Impact of high-current pulsed electron beam modification on element diffusion and performance of Ti6Al4V/AISI 316 L stainless steel diffusion bonded joints

The diffusion bonding process between Ti6Al4V and 022Cr17NiMo2 stainless steel (AISI 316 L SS) was carried out under vacuum conditions, applying a 10 MPa load for 40 min within a temperature range of 800–900 °C. This study investigates the influence of high-current pulsed electron beam (HCPEB) modification on the microstructure at the interface and the shear strength of Ti6Al4V/AISI 316 L SS joints. After HCPEB pretreatment, a well-formed diffusion bond was achieved between Ti6Al4V and AISI 316 L SS at 900 °C. Through calculations, the diffusion coefficient and diffusion activation energy of Fe in the Ti6Al4V section were determined, which demonstrated that Fe exhibits higher diffusion rates in the HCPEB-modified joints.

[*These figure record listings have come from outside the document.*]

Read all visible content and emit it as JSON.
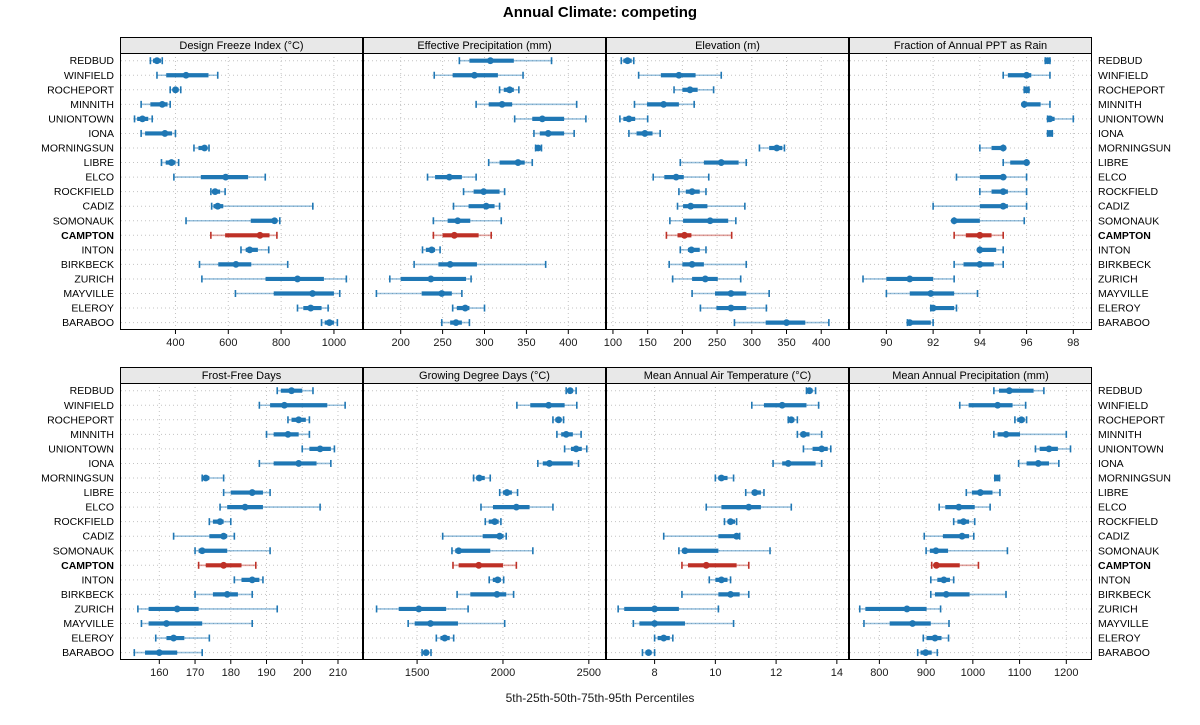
{
  "title": "Annual Climate: competing",
  "caption": "5th-25th-50th-75th-95th Percentiles",
  "percentiles": [
    "5th",
    "25th",
    "50th",
    "75th",
    "95th"
  ],
  "sites": [
    "REDBUD",
    "WINFIELD",
    "ROCHEPORT",
    "MINNITH",
    "UNIONTOWN",
    "IONA",
    "MORNINGSUN",
    "LIBRE",
    "ELCO",
    "ROCKFIELD",
    "CADIZ",
    "SOMONAUK",
    "CAMPTON",
    "INTON",
    "BIRKBECK",
    "ZURICH",
    "MAYVILLE",
    "ELEROY",
    "BARABOO"
  ],
  "highlight_site": "CAMPTON",
  "colors": {
    "series": "#1F77B4",
    "highlight": "#BE3026",
    "header_bg": "#E8E8E8",
    "grid": "#C3C3C3",
    "border": "#000000",
    "tick_text": "#1a1a1a"
  },
  "chart_data": [
    {
      "type": "errorbar",
      "title": "Design Freeze Index (°C)",
      "row": 0,
      "xlim": [
        190,
        1110
      ],
      "ticks": [
        400,
        600,
        800,
        1000
      ],
      "values": [
        [
          305,
          315,
          330,
          345,
          350
        ],
        [
          330,
          365,
          440,
          525,
          560
        ],
        [
          380,
          390,
          400,
          412,
          420
        ],
        [
          270,
          305,
          350,
          370,
          380
        ],
        [
          245,
          255,
          275,
          297,
          312
        ],
        [
          270,
          285,
          360,
          387,
          400
        ],
        [
          470,
          487,
          510,
          518,
          527
        ],
        [
          347,
          363,
          385,
          400,
          412
        ],
        [
          394,
          496,
          590,
          675,
          740
        ],
        [
          534,
          541,
          550,
          569,
          588
        ],
        [
          537,
          544,
          560,
          581,
          920
        ],
        [
          440,
          685,
          775,
          785,
          795
        ],
        [
          534,
          588,
          720,
          756,
          784
        ],
        [
          648,
          666,
          681,
          712,
          753
        ],
        [
          491,
          562,
          629,
          687,
          825
        ],
        [
          500,
          741,
          862,
          962,
          1047
        ],
        [
          627,
          772,
          919,
          1000,
          1022
        ],
        [
          862,
          884,
          912,
          953,
          978
        ],
        [
          953,
          965,
          983,
          1000,
          1013
        ]
      ]
    },
    {
      "type": "errorbar",
      "title": "Effective Precipitation (mm)",
      "row": 0,
      "xlim": [
        155,
        445
      ],
      "ticks": [
        200,
        250,
        300,
        350,
        400
      ],
      "values": [
        [
          270,
          282,
          307,
          335,
          380
        ],
        [
          240,
          262,
          288,
          316,
          346
        ],
        [
          318,
          323,
          330,
          335,
          341
        ],
        [
          290,
          305,
          321,
          333,
          410
        ],
        [
          336,
          357,
          369,
          395,
          421
        ],
        [
          359,
          366,
          376,
          395,
          407
        ],
        [
          361,
          362,
          364,
          366,
          368
        ],
        [
          305,
          318,
          340,
          348,
          357
        ],
        [
          232,
          241,
          258,
          273,
          290
        ],
        [
          275,
          287,
          299,
          318,
          324
        ],
        [
          263,
          281,
          302,
          312,
          318
        ],
        [
          239,
          256,
          268,
          283,
          320
        ],
        [
          239,
          250,
          264,
          293,
          308
        ],
        [
          226,
          230,
          237,
          241,
          247
        ],
        [
          216,
          245,
          259,
          291,
          373
        ],
        [
          187,
          200,
          236,
          278,
          284
        ],
        [
          171,
          225,
          249,
          261,
          273
        ],
        [
          262,
          267,
          277,
          282,
          300
        ],
        [
          249,
          259,
          266,
          273,
          282
        ]
      ]
    },
    {
      "type": "errorbar",
      "title": "Elevation (m)",
      "row": 0,
      "xlim": [
        90,
        440
      ],
      "ticks": [
        100,
        150,
        200,
        250,
        300,
        350,
        400
      ],
      "values": [
        [
          112,
          115,
          121,
          127,
          130
        ],
        [
          137,
          169,
          195,
          219,
          256
        ],
        [
          188,
          200,
          211,
          222,
          245
        ],
        [
          131,
          149,
          173,
          195,
          217
        ],
        [
          110,
          115,
          123,
          132,
          150
        ],
        [
          123,
          134,
          146,
          157,
          168
        ],
        [
          311,
          325,
          336,
          344,
          347
        ],
        [
          197,
          231,
          256,
          281,
          292
        ],
        [
          158,
          174,
          191,
          202,
          238
        ],
        [
          195,
          205,
          214,
          225,
          234
        ],
        [
          193,
          201,
          212,
          236,
          290
        ],
        [
          182,
          201,
          240,
          266,
          277
        ],
        [
          177,
          193,
          203,
          213,
          271
        ],
        [
          197,
          208,
          213,
          225,
          234
        ],
        [
          181,
          200,
          214,
          231,
          292
        ],
        [
          186,
          214,
          233,
          251,
          284
        ],
        [
          214,
          247,
          270,
          292,
          325
        ],
        [
          226,
          249,
          270,
          292,
          321
        ],
        [
          275,
          320,
          350,
          377,
          411
        ]
      ]
    },
    {
      "type": "errorbar",
      "title": "Fraction of Annual PPT as Rain",
      "row": 0,
      "xlim": [
        88.4,
        98.8
      ],
      "ticks": [
        90,
        92,
        94,
        96,
        98
      ],
      "values": [
        [
          96.8,
          96.9,
          96.9,
          97.0,
          97.0
        ],
        [
          95.0,
          95.2,
          96.0,
          96.2,
          97.0
        ],
        [
          95.9,
          96.0,
          96.0,
          96.0,
          96.1
        ],
        [
          95.9,
          95.9,
          95.9,
          96.6,
          97.0
        ],
        [
          96.9,
          97.0,
          97.0,
          97.2,
          98.0
        ],
        [
          96.9,
          97.0,
          97.0,
          97.0,
          97.1
        ],
        [
          94.0,
          94.5,
          95.0,
          95.0,
          95.0
        ],
        [
          95.0,
          95.3,
          96.0,
          96.0,
          96.0
        ],
        [
          93.0,
          94.0,
          95.0,
          95.0,
          96.0
        ],
        [
          94.0,
          94.5,
          95.0,
          95.2,
          96.0
        ],
        [
          92.0,
          94.0,
          95.0,
          95.2,
          96.0
        ],
        [
          92.9,
          92.9,
          92.9,
          94.0,
          95.9
        ],
        [
          92.9,
          93.4,
          94.0,
          94.5,
          95.0
        ],
        [
          94.0,
          94.0,
          94.0,
          94.7,
          95.0
        ],
        [
          92.9,
          93.3,
          94.0,
          94.6,
          95.0
        ],
        [
          89.0,
          90.0,
          91.0,
          92.0,
          92.9
        ],
        [
          90.0,
          91.0,
          91.9,
          92.9,
          93.9
        ],
        [
          91.9,
          92.0,
          92.0,
          92.9,
          93.0
        ],
        [
          90.9,
          91.0,
          91.0,
          91.9,
          92.0
        ]
      ]
    },
    {
      "type": "errorbar",
      "title": "Frost-Free Days",
      "row": 1,
      "xlim": [
        149,
        217
      ],
      "ticks": [
        160,
        170,
        180,
        190,
        200,
        210
      ],
      "values": [
        [
          193,
          194,
          197,
          200,
          203
        ],
        [
          188,
          191,
          195,
          207,
          212
        ],
        [
          196,
          197,
          199,
          201,
          202
        ],
        [
          190,
          192,
          196,
          199,
          202
        ],
        [
          200,
          202,
          205,
          208,
          209
        ],
        [
          188,
          192,
          199,
          204,
          208
        ],
        [
          172,
          172.5,
          173,
          174,
          178
        ],
        [
          178,
          180,
          186,
          189,
          191
        ],
        [
          177,
          179,
          184,
          189,
          205
        ],
        [
          174,
          175,
          177,
          178,
          180
        ],
        [
          164,
          174,
          178,
          179,
          181
        ],
        [
          170,
          171,
          172,
          179,
          191
        ],
        [
          171,
          173,
          178,
          183,
          187
        ],
        [
          181,
          183,
          186,
          188,
          189
        ],
        [
          170,
          175,
          179,
          182,
          186
        ],
        [
          154,
          157,
          165,
          171,
          193
        ],
        [
          155,
          157,
          162,
          172,
          186
        ],
        [
          159,
          162,
          164,
          167,
          174
        ],
        [
          153,
          156,
          160,
          165,
          172
        ]
      ]
    },
    {
      "type": "errorbar",
      "title": "Growing Degree Days (°C)",
      "row": 1,
      "xlim": [
        1185,
        2600
      ],
      "ticks": [
        1500,
        2000,
        2500
      ],
      "values": [
        [
          2368,
          2380,
          2391,
          2408,
          2426
        ],
        [
          2081,
          2159,
          2266,
          2359,
          2430
        ],
        [
          2291,
          2305,
          2324,
          2341,
          2353
        ],
        [
          2314,
          2339,
          2368,
          2407,
          2455
        ],
        [
          2359,
          2396,
          2426,
          2459,
          2488
        ],
        [
          2203,
          2232,
          2271,
          2407,
          2440
        ],
        [
          1829,
          1845,
          1862,
          1894,
          1926
        ],
        [
          1981,
          2000,
          2023,
          2052,
          2085
        ],
        [
          1872,
          1942,
          2078,
          2155,
          2291
        ],
        [
          1897,
          1917,
          1952,
          1975,
          1988
        ],
        [
          1649,
          1882,
          1981,
          2004,
          2019
        ],
        [
          1703,
          1722,
          1742,
          1926,
          2174
        ],
        [
          1709,
          1742,
          1859,
          2000,
          2078
        ],
        [
          1920,
          1941,
          1969,
          1988,
          2004
        ],
        [
          1733,
          1810,
          1965,
          2019,
          2062
        ],
        [
          1264,
          1393,
          1510,
          1669,
          1797
        ],
        [
          1448,
          1486,
          1578,
          1738,
          2010
        ],
        [
          1612,
          1636,
          1661,
          1690,
          1713
        ],
        [
          1529,
          1539,
          1552,
          1568,
          1581
        ]
      ]
    },
    {
      "type": "errorbar",
      "title": "Mean Annual Air Temperature (°C)",
      "row": 1,
      "xlim": [
        6.4,
        14.4
      ],
      "ticks": [
        8,
        10,
        12,
        14
      ],
      "values": [
        [
          13.0,
          13.05,
          13.1,
          13.2,
          13.3
        ],
        [
          11.2,
          11.6,
          12.2,
          13.0,
          13.4
        ],
        [
          12.4,
          12.45,
          12.5,
          12.6,
          12.7
        ],
        [
          12.7,
          12.8,
          12.9,
          13.1,
          13.5
        ],
        [
          12.9,
          13.2,
          13.5,
          13.7,
          13.8
        ],
        [
          11.9,
          12.2,
          12.4,
          13.3,
          13.5
        ],
        [
          10.0,
          10.1,
          10.2,
          10.4,
          10.6
        ],
        [
          11.0,
          11.2,
          11.3,
          11.5,
          11.6
        ],
        [
          9.7,
          10.2,
          11.1,
          11.5,
          12.5
        ],
        [
          10.3,
          10.4,
          10.5,
          10.65,
          10.7
        ],
        [
          8.3,
          10.1,
          10.7,
          10.75,
          10.8
        ],
        [
          8.8,
          8.9,
          9.0,
          10.1,
          11.8
        ],
        [
          8.9,
          9.1,
          9.7,
          10.7,
          11.1
        ],
        [
          9.8,
          10.0,
          10.2,
          10.4,
          10.5
        ],
        [
          8.9,
          10.1,
          10.5,
          10.8,
          11.1
        ],
        [
          6.8,
          7.0,
          8.0,
          8.8,
          10.1
        ],
        [
          7.3,
          7.5,
          8.0,
          9.0,
          10.6
        ],
        [
          8.0,
          8.1,
          8.3,
          8.5,
          8.6
        ],
        [
          7.6,
          7.7,
          7.8,
          7.9,
          8.0
        ]
      ]
    },
    {
      "type": "errorbar",
      "title": "Mean Annual Precipitation (mm)",
      "row": 1,
      "xlim": [
        735,
        1255
      ],
      "ticks": [
        800,
        900,
        1000,
        1100,
        1200
      ],
      "values": [
        [
          1045,
          1056,
          1078,
          1130,
          1152
        ],
        [
          972,
          991,
          1053,
          1085,
          1113
        ],
        [
          1090,
          1095,
          1104,
          1111,
          1115
        ],
        [
          1045,
          1053,
          1071,
          1101,
          1200
        ],
        [
          1134,
          1143,
          1163,
          1182,
          1209
        ],
        [
          1098,
          1115,
          1140,
          1163,
          1184
        ],
        [
          1047,
          1049,
          1052,
          1055,
          1057
        ],
        [
          986,
          998,
          1016,
          1042,
          1058
        ],
        [
          928,
          941,
          970,
          1004,
          1037
        ],
        [
          959,
          967,
          980,
          992,
          1004
        ],
        [
          896,
          936,
          977,
          992,
          1002
        ],
        [
          900,
          908,
          921,
          947,
          1074
        ],
        [
          912,
          917,
          922,
          972,
          1012
        ],
        [
          910,
          924,
          938,
          951,
          959
        ],
        [
          910,
          919,
          943,
          993,
          1071
        ],
        [
          758,
          770,
          859,
          901,
          931
        ],
        [
          767,
          822,
          871,
          910,
          949
        ],
        [
          894,
          901,
          919,
          933,
          948
        ],
        [
          882,
          888,
          899,
          912,
          924
        ]
      ]
    }
  ]
}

The modified joint, subjected to 900 °C, exhibited a maximum bond strength of 208 MPa, which is attributed to dispersion and solid solution strengthening. Consequently, the implementation of HCPEB modification proves effective in promoting element diffusion and enhancing the mechanical performance of the joints. The presence of abundant crystal defects, including vacancies, dislocations, and grain boundaries (GBs) generated by HCPEB, is believed to be responsible for the observed improvement in diffusion.